Development Process: Overview & History of Programming
Development Process: Overview & History of Programming
This page introduces the origins of programming and explains how programming evolved from hardware manipulation to high-level languages.
What is programming?
Programming means instructing a computer what to do. This is usually done using high-level programming languages such as Kotlin, C#, or Python. High-level languages abstract away the hardware and make code easier to read and write.
However, understanding the underlying mechanisms is crucial for performance, debugging, and efficient design.
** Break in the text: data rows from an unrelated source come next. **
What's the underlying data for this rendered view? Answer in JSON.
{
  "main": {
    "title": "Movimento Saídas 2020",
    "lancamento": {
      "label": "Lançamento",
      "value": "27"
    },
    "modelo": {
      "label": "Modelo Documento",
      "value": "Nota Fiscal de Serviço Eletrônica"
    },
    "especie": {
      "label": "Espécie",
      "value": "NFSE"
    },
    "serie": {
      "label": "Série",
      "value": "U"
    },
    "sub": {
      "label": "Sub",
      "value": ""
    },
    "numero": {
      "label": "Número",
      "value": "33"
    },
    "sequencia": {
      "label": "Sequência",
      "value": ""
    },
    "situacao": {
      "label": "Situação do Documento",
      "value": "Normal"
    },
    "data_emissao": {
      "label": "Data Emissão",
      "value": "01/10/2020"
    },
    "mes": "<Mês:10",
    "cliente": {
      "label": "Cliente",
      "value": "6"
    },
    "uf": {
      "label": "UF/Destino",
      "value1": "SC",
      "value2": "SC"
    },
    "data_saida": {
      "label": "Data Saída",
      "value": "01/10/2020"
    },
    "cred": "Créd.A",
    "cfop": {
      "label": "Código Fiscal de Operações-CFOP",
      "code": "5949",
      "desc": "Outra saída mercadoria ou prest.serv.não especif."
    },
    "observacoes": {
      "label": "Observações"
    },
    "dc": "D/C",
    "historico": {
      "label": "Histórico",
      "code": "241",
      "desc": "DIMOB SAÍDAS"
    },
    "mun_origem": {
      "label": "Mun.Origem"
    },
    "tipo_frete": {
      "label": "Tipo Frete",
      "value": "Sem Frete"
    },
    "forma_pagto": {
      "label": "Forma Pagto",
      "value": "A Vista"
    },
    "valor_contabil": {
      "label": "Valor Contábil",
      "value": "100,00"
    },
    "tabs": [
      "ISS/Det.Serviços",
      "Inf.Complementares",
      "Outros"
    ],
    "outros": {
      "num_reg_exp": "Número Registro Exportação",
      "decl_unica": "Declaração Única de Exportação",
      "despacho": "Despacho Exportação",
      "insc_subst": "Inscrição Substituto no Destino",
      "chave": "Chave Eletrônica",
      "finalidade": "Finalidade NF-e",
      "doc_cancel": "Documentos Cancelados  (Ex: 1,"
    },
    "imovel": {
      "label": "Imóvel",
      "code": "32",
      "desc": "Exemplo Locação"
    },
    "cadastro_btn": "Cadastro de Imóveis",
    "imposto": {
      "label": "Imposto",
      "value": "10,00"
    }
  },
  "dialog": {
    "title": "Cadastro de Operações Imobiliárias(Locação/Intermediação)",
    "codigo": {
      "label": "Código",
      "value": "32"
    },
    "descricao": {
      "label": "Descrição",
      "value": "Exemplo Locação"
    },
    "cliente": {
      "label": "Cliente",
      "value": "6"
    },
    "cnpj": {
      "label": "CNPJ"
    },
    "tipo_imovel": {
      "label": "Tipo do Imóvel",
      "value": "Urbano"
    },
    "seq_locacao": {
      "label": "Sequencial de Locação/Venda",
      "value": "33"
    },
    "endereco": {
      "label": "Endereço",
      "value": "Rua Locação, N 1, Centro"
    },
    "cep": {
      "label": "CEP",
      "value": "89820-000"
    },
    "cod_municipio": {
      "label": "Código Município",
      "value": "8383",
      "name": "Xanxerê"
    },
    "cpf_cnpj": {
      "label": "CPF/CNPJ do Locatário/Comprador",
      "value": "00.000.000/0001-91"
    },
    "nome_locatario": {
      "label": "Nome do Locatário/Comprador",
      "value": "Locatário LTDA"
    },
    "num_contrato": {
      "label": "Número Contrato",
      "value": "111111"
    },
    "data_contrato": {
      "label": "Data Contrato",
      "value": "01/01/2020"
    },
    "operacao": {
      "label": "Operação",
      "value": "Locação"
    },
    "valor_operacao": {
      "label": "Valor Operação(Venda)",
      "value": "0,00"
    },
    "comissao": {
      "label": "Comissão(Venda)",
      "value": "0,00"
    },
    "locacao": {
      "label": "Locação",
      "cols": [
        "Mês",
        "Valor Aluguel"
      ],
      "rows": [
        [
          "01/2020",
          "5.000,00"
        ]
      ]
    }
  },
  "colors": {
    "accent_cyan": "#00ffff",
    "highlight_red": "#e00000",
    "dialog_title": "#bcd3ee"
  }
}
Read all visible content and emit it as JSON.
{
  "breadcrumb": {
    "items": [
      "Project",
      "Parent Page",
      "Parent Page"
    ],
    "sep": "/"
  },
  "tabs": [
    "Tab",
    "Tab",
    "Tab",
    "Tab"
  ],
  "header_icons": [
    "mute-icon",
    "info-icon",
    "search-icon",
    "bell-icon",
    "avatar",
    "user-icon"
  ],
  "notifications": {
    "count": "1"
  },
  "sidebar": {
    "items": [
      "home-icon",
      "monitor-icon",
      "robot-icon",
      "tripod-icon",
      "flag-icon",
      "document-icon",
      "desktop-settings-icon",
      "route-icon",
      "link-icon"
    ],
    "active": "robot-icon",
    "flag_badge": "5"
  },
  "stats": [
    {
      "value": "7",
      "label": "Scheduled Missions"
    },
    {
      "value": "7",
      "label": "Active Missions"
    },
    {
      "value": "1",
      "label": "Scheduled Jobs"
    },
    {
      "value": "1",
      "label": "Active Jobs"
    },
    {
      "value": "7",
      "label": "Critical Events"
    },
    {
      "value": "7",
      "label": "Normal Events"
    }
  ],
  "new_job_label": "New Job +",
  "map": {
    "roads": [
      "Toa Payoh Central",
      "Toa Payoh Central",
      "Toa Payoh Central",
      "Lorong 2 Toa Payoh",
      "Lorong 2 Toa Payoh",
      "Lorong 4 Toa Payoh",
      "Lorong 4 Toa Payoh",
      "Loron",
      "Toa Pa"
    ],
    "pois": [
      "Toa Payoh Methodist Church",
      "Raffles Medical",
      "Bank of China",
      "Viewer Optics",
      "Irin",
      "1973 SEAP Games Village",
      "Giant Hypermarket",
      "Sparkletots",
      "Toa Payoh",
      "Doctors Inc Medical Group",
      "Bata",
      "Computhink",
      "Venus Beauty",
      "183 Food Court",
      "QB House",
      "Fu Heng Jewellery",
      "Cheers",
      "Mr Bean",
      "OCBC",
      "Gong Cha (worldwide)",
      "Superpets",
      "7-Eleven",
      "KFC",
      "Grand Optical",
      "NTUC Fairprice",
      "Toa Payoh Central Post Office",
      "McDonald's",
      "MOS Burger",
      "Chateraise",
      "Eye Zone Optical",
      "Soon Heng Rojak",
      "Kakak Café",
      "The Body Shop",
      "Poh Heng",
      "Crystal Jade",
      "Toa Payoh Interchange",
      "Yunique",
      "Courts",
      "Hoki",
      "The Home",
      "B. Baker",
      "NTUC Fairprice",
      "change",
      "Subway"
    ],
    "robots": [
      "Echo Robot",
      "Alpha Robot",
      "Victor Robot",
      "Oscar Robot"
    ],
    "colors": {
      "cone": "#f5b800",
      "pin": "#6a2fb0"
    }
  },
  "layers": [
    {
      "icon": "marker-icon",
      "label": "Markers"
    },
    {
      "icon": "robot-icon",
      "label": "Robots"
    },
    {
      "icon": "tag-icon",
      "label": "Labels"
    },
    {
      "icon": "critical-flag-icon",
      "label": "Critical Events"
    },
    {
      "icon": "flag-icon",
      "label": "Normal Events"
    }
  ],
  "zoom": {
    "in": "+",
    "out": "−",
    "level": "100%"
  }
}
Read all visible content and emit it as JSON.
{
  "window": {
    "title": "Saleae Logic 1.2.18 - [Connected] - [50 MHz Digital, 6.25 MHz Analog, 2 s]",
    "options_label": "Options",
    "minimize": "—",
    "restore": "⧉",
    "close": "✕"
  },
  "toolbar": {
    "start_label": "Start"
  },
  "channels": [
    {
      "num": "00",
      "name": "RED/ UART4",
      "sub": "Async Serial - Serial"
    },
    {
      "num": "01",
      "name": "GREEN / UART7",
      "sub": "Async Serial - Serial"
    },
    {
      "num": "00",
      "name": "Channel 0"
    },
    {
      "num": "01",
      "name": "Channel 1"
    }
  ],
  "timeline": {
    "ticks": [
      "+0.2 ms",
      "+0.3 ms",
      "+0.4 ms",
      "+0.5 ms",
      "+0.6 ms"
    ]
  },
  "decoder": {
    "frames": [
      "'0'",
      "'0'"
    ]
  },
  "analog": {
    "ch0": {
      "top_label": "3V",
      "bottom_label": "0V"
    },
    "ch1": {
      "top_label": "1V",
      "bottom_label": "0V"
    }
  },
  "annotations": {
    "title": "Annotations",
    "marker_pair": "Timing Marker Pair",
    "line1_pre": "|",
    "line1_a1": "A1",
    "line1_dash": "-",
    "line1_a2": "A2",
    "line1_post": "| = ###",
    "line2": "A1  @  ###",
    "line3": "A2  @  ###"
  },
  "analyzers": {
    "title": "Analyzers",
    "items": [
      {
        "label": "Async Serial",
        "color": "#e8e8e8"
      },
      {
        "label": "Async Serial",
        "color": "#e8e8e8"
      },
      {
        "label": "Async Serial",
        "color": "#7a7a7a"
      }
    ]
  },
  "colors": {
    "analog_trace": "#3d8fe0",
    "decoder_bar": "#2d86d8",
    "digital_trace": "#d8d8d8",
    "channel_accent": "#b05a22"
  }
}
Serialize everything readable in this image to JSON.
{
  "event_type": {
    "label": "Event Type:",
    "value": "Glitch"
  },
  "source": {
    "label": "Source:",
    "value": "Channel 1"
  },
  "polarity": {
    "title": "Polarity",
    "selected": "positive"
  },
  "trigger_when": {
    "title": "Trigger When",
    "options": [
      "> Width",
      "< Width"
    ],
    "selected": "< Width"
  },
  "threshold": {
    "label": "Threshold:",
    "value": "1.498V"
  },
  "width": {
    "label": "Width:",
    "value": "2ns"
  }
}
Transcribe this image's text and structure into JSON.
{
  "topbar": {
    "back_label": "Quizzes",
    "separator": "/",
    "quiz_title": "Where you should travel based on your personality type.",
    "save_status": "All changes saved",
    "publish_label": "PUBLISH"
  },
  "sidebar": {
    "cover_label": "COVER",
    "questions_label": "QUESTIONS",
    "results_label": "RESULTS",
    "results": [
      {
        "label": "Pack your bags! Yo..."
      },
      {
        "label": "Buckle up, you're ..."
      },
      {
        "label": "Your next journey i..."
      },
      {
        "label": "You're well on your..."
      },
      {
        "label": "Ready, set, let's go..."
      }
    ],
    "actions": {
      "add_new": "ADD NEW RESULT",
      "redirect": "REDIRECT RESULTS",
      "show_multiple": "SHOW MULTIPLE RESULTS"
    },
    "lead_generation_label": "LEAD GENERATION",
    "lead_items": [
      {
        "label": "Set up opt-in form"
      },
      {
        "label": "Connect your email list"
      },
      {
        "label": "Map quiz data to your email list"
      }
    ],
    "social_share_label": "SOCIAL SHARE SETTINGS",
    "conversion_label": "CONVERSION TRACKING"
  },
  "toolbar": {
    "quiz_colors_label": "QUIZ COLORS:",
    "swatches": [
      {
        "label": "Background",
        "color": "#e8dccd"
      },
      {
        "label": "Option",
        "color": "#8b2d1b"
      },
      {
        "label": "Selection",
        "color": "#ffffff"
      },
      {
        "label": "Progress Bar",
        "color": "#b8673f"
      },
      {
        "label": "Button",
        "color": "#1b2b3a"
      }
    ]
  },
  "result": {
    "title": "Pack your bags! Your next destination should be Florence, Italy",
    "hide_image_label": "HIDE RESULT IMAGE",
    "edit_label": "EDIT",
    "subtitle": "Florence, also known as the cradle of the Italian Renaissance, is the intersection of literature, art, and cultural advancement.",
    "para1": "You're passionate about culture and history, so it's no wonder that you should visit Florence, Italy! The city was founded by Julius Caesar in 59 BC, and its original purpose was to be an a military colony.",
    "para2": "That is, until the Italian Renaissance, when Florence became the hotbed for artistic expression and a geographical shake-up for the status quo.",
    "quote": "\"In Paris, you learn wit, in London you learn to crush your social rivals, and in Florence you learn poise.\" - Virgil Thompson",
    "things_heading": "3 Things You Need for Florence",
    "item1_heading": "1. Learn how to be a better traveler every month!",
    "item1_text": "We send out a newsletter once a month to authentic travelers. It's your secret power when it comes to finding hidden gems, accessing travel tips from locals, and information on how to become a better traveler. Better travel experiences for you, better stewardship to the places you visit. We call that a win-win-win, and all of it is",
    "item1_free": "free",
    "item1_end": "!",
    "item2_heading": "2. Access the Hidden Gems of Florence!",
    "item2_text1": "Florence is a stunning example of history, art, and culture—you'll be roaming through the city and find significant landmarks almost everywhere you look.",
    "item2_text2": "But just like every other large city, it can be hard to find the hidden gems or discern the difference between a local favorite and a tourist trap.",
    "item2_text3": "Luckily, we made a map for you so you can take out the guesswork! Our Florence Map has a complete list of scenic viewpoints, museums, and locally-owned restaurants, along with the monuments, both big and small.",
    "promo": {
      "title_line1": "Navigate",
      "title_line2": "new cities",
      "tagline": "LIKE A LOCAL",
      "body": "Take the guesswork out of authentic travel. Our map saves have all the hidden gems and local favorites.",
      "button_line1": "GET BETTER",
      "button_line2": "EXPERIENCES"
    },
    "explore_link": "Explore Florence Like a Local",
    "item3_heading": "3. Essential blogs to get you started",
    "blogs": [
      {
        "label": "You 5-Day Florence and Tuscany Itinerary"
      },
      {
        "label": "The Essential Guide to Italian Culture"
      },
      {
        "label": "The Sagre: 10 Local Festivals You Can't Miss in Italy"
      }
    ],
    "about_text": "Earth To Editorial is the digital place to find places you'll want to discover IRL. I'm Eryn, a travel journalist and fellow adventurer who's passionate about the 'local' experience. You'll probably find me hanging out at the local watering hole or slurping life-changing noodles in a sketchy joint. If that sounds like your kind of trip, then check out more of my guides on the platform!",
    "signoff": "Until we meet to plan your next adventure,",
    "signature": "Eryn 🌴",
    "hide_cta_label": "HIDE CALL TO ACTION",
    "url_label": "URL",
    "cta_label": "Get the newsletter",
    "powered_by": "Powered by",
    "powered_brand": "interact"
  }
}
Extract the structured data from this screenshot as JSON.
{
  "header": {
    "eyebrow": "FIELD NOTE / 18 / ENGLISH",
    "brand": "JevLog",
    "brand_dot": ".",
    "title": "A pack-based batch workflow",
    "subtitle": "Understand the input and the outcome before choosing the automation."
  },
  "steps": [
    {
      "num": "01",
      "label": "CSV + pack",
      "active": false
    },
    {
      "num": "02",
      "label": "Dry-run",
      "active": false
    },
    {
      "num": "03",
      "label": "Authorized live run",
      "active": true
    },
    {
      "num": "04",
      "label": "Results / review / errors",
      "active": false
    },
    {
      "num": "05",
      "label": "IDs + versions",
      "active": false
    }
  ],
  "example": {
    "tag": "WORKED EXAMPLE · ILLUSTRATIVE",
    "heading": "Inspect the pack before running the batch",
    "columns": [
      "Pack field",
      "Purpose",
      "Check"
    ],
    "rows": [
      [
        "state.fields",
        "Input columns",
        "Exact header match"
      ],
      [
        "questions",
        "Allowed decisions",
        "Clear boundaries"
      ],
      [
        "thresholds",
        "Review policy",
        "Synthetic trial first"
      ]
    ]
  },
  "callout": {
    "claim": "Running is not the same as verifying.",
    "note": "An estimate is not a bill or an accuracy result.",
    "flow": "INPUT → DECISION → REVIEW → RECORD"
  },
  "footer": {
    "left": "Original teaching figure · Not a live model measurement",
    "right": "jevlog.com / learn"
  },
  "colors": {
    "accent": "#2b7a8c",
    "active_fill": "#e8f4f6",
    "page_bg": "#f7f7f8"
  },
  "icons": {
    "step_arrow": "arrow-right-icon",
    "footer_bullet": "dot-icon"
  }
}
To understand modern programming, we start from its beginnings.
Early computers: hardwired programs
The earliest computers, such as ENIAC (1945), were programmed by manually changing cables between hardware units.
- Each task required rewiring the machine.
- Changing the program was slow and tedious.
- For fixed-purpose machines (like industrial controllers), this was acceptable, but for general use, it was inefficient.
From hardware to stored programs
As memory capacity grew, programs could be stored in memory instead of physical switches or cables.
- A program consisted of 1s and 0s—the direct instructions the CPU executes.
- Early computers such as the PDP-11 could be programmed using front panels with switches and lights.
Each bit had to be entered manually.
This approach was extremely slow and error-prone but represented the first step toward software-based programming.
Input abstraction and mnemonics
To simplify input:
- Programmers began using octal or hexadecimal notation to represent binary data more compactly.
- They also introduced mnemonics—short, meaningful names like ADD or MOV—to represent machine instructions.
These steps made programming easier but were still closely tied to the machine’s instruction set.
Assembly language
Assembly language represents a symbolic form of machine code.
- Each instruction corresponds directly to a CPU operation (1:1 mapping).
- It allows constants, labels, and macros to simplify coding.
- It remains CPU-specific, depending on the instruction set architecture (ISA).
Assembly brought readability and structure but remained a low-level language close to the hardware.
Emergence of high-level languages
By the late 1950s, higher levels of abstraction emerged:
- FORTRAN (1957) for numerical computation.
- COBOL (1959) for business applications.
- LISP (1958) for functional programming.
- ALGOL (1958) introduced structured syntax and type systems.
- Simula (1962) introduced object-oriented programming.
- Prolog (1972) introduced logic programming.
- CLU (1975) introduced exception handling.
These languages allowed programs to run on different hardware and required much less code.
Why still learn assembler and C?
Modern languages (Rust, Kotlin, Swift, Python, etc.) provide high productivity, but:
- Understanding low-level execution helps in optimizing performance.
- Knowledge of memory layout and instruction flow is essential for debugging.
- Many modern concepts—like stacks, heaps, and concurrency—are rooted in assembly-level understanding.
High-level programming is built upon these low-level principles.